Blade Runner 2049 ou la puissance d'une fable

Mis à jour : 16 déc 2019

Donner suite à un chef d'oeuvre du cinéma n'est jamais facile, beaucoup se sont cassé les dents sur cet exercice ( le malgré tout très sympathique Psychose 2 ) . Et pourtant face à la vague grandissante des revival des années 80 , donner une suite à Blade Runner semblait inévitable. D'autant plus que Ridley Scott semble depuis quelques années, décidé à déterrer les sagas qui l'on rendu célèbre avec plus ou moins de réussite  ( Alien Covenant ) .Pourtant Blade Runner 2049 réalisé par Denis Villeneuve est une vraie réussite, un véritable prolongement thématique passionnant de l'oeuvre originale et pas un simple film clin d’œil dévoué au fan-service. Une réussite que l'on doit notamment à l'arc narratif du personnage de Ryan Gosling que nous allons analyser dans cet article.

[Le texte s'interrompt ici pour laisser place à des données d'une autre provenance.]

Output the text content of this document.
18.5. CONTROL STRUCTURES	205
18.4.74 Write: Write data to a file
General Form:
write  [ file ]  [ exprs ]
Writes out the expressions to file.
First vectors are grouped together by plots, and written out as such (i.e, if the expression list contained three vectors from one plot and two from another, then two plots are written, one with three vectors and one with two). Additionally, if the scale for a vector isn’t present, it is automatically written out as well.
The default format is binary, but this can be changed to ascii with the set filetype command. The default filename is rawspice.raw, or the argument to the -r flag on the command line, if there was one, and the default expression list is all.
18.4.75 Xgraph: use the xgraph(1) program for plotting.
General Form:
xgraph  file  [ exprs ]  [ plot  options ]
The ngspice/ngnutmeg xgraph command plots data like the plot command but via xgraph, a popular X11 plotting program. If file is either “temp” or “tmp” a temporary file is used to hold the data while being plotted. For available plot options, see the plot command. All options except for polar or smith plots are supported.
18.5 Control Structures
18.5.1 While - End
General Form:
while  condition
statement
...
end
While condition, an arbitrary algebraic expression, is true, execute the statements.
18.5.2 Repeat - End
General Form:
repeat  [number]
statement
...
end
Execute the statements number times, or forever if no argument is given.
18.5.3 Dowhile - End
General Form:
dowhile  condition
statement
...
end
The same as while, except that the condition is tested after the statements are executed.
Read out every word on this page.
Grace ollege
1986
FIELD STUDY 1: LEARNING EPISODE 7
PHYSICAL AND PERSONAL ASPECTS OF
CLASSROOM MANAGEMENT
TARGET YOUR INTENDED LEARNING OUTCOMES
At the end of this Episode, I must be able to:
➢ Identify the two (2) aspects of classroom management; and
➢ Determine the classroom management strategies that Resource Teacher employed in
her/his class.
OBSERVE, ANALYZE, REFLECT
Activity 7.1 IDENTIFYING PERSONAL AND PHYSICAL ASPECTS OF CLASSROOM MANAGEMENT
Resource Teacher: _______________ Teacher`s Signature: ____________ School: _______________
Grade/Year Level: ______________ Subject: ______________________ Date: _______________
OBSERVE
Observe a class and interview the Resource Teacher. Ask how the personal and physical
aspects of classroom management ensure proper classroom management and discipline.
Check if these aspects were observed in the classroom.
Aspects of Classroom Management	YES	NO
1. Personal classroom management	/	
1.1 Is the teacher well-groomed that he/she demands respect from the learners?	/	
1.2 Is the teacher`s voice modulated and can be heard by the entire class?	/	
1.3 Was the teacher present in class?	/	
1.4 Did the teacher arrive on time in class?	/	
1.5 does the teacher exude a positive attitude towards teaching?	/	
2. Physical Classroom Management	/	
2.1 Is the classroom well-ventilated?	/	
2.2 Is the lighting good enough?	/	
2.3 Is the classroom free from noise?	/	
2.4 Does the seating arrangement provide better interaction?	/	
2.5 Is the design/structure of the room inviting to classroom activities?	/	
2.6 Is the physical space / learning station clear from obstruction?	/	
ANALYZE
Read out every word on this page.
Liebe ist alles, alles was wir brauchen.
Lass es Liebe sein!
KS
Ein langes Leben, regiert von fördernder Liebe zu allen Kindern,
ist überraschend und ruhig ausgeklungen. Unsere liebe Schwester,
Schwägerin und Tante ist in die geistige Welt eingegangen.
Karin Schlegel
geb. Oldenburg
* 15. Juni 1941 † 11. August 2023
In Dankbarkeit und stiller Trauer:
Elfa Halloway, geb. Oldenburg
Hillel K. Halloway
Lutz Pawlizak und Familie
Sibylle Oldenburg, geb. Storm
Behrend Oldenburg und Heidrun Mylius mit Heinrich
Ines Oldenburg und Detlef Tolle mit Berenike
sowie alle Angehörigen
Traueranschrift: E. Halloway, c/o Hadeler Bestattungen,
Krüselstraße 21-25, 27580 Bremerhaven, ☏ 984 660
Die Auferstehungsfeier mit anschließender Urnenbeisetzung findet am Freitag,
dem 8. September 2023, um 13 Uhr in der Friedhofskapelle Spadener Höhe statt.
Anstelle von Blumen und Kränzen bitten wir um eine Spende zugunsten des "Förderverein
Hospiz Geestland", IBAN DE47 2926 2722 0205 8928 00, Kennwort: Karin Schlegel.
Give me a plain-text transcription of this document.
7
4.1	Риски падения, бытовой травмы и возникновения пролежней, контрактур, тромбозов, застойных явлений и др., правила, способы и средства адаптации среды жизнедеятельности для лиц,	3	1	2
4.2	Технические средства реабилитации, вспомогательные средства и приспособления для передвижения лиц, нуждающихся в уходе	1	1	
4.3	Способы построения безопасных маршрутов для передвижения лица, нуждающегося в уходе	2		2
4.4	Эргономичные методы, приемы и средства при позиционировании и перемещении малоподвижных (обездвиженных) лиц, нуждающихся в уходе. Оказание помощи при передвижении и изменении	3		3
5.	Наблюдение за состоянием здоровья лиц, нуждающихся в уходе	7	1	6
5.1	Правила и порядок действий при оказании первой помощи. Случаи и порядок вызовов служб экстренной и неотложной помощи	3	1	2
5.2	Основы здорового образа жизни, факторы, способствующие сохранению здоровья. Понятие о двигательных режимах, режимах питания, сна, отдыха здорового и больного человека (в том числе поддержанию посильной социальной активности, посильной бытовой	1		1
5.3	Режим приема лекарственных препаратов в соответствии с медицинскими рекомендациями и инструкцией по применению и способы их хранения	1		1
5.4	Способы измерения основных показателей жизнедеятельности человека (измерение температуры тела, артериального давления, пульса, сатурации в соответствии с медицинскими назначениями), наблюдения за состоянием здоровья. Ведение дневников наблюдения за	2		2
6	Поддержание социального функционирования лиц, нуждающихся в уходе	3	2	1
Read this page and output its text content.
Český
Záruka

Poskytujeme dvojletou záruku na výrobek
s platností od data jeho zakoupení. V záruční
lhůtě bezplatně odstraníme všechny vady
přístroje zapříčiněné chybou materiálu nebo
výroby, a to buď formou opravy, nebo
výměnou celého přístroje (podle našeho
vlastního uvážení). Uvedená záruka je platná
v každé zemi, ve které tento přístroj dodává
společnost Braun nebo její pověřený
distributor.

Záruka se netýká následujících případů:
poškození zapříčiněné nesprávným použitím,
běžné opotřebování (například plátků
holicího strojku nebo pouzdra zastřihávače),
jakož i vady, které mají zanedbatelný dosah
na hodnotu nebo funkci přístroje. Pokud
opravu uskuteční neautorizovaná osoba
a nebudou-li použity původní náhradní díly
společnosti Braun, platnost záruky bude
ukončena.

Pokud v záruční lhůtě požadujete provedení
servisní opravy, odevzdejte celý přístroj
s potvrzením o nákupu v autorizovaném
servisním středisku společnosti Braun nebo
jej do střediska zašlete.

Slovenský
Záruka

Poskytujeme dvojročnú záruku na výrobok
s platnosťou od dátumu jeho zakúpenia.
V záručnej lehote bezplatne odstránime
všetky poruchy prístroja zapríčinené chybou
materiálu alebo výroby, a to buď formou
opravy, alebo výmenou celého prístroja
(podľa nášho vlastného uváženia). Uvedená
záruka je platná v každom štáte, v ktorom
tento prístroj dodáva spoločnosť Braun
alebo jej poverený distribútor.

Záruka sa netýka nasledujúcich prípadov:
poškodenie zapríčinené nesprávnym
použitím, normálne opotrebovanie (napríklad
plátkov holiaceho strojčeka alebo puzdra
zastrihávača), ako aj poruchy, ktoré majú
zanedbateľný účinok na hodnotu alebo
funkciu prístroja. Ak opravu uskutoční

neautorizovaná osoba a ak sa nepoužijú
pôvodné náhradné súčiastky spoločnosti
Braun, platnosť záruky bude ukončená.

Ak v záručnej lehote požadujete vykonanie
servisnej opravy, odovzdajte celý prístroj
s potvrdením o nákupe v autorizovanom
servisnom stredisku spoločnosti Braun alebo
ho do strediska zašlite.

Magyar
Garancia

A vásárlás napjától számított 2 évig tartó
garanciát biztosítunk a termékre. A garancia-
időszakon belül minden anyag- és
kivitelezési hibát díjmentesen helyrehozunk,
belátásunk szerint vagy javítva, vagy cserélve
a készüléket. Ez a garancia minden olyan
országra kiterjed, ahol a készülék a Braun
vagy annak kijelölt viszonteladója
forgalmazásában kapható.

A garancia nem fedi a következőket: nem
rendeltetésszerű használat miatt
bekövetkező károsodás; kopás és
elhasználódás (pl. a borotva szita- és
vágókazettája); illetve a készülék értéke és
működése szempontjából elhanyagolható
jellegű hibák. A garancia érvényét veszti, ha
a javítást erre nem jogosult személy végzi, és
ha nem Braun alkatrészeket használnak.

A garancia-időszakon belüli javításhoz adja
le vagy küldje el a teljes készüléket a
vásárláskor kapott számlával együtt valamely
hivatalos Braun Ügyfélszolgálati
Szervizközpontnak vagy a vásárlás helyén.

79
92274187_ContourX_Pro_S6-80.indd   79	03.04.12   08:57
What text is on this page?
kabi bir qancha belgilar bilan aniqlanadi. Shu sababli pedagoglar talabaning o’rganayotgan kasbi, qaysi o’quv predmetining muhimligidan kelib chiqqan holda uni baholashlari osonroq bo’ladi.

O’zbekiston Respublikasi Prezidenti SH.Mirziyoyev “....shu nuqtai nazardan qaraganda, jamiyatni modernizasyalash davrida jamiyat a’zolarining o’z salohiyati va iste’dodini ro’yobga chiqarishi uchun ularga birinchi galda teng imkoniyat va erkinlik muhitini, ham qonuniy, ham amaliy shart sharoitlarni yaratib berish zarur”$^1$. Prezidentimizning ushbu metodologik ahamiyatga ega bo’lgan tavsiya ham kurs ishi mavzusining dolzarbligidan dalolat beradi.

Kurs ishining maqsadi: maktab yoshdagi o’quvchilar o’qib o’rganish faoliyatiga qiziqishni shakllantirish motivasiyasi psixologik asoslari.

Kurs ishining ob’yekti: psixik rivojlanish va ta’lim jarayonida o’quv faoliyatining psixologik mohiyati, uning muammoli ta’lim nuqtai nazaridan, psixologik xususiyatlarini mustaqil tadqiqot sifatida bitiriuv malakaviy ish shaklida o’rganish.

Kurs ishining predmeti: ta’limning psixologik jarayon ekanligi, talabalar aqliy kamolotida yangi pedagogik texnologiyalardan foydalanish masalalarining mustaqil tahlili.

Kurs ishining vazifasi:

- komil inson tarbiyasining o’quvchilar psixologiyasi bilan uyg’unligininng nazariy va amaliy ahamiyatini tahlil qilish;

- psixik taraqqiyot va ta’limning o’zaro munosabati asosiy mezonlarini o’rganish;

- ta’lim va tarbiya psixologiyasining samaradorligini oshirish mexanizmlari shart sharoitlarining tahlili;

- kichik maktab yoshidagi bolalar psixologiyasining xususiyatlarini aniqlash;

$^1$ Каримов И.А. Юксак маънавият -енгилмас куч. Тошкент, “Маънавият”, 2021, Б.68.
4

Cet article va dévoiler toute l'intrigue du film, il est donc conseillé d'avoir vu Blade Runner 2049  avant de le lire. 


Un enfant perdu ?


Tout comme son illustre aîné , Blade Runner 2049 nous fait suivre une enquête menée par un Blade Runner, à la différence près qu'il s'agit cette fois d'un replicant obéissant qui pourchasse et élimine d'autres replicants. Une différence fondamentale en vérité. Ryan Gosling incarne donc K et se voit enquêter sur la possible naissance d'un replicant. Une naissance qui, si elle est avérée , bouleversa l'équilibre entre les humains et les replicants. Un équilibre déjà fragile.Cette idée pose déjà une question passionnante : la procréation rend-elle les replicants plus humains ? Le film n'arrêtera pas de travailler et de questionner cette notion d'humanité, et ce à travers différents éléments, la matière, le toucher, les souvenirs, les émotions et aussi la fable. Des éléments que l'on retrouve dans l'arc narratif de K.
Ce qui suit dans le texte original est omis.